Remarketing sector remains strong through October going into November
However, as reported in last month’s update, a note of caution should be applied to vehicles with excess damage, as buyers are tending to shy away from anything where substantial refurbishment is required. This applies across most segments and is an indication of an ongoing element of nervousness from dealers about length in stock, reflecting the importance of quick turn around on the forecourts. Hence, vehicles with sensible mileages requiring minimal work, or better still in ‘ready to retail’ condition, are attracting plenty of interest. Those over-worked vehicles where mileages have been allowed to creep up above normal levels are also struggling, unless offered very realistically or below market value.
Feedback from VRA members close to the retail market suggests the current basket of quite aggressive new car offers may be diluting some interest away from used cars. However, there is no doubt that franchised dealers have increasingly turned their attention to used vehicle retailing to support profitability in the last few recession-driven years. In many cases it has become the most profitable income stream and has driven plenty of demand into the wholesale area as new car dealers compete with the independent used car specialists over stock which has traditionally been the domain of the latter. That said, there are currently some marked regional variances in retail activity.
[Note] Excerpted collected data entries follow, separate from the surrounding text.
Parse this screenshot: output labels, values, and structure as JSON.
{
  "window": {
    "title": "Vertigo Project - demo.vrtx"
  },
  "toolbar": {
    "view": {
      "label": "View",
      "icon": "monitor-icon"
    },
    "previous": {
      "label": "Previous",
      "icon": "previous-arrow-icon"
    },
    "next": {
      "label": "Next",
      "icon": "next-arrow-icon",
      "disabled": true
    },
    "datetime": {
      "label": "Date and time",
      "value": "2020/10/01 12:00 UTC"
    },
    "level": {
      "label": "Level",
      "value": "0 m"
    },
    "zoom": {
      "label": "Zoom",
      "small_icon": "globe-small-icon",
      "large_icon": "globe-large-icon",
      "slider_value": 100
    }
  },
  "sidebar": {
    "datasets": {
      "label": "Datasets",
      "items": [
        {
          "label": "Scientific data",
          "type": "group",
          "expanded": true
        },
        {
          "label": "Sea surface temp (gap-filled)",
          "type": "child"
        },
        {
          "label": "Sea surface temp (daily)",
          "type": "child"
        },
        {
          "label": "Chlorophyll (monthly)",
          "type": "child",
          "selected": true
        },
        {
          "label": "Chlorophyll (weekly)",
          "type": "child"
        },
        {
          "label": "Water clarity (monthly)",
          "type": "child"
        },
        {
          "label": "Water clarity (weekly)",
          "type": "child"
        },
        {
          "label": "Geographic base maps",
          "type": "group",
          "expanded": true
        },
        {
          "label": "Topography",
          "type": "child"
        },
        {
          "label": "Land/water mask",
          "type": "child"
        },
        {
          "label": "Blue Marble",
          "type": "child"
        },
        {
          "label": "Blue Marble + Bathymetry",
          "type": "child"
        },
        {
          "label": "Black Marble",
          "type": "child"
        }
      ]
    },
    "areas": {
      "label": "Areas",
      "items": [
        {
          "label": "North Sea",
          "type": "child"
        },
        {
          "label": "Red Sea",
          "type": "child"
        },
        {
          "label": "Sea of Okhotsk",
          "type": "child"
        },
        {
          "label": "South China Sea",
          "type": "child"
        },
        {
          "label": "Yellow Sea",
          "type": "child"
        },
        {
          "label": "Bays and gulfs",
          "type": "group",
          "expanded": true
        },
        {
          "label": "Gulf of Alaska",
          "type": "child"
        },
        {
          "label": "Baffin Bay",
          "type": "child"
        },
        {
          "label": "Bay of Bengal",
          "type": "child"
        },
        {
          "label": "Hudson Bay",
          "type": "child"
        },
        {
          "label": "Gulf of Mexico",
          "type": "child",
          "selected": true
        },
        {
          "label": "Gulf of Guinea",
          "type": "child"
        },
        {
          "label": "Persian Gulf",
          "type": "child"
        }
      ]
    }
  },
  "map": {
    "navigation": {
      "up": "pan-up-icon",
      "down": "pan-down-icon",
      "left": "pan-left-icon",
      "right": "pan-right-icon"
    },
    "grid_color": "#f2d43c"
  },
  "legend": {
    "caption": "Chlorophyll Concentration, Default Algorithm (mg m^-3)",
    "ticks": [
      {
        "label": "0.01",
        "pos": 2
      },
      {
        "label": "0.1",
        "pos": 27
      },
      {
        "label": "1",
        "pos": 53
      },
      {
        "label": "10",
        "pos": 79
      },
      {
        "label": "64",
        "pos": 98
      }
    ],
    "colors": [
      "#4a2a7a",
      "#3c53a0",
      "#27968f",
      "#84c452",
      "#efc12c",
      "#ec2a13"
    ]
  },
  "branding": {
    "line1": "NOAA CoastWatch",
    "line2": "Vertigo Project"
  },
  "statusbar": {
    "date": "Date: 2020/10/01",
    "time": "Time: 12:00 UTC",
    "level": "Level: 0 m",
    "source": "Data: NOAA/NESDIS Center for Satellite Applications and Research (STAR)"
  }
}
Those models feeling a cold draught, as autumn bites, include convertibles, most sports cars and a number of larger engine executives models. In this latter case the more fuel and tax efficient counterparts from the same ranges are looking increasingly more attractive and this is a trend which is expected to continue. Conversely, the seasonal popularity of 4x4s is back again with demand and corresponding values on the up once more.
With diesel now taking 50% of the overall new car market the demand for used diesel models is also strong and there is now a clear gap now between diesel and petrol derivatives in the mid to large segments, favouring diesel. Nevertheless, petrol models in the smaller segments are still very strong and often more popular than diesel.
The van market continues be short on used stock. All light commercials which arose through the numerous corporate casualties seen throughout the year have pretty much now been swallowed up. Consequently we’re back into a scenario where demand is still not being met by supply and this applies across most age segments.
As for the outlook for 2012, this is still difficult to predict. A sustained period of economic calm will need to have passed before markets and consumer confidence returns to levels where more accurate forecasting is realistically possible. However, VRA members are expecting the early part of the New Year to be fairly strong, as expectant dealers stock up forecourts and ramp up their used vehicle marketing activity. Supply of both cars and light commercials is however still expected to be fairly light and this should fuel some positive sentiment in the used market. You only have to look back at the falling new vehicle registrations since 2008 – down by at least 400,000 units per year on the years before recession – to know that the shortage of one to four year old used vehicles will continue for some time to come.
Also as always, a watchful eye should be kept on the weather where the meteorologists are currently predicting a very cold winter. Severe frosts, ice and snow have always been the motor trade’s worst enemy.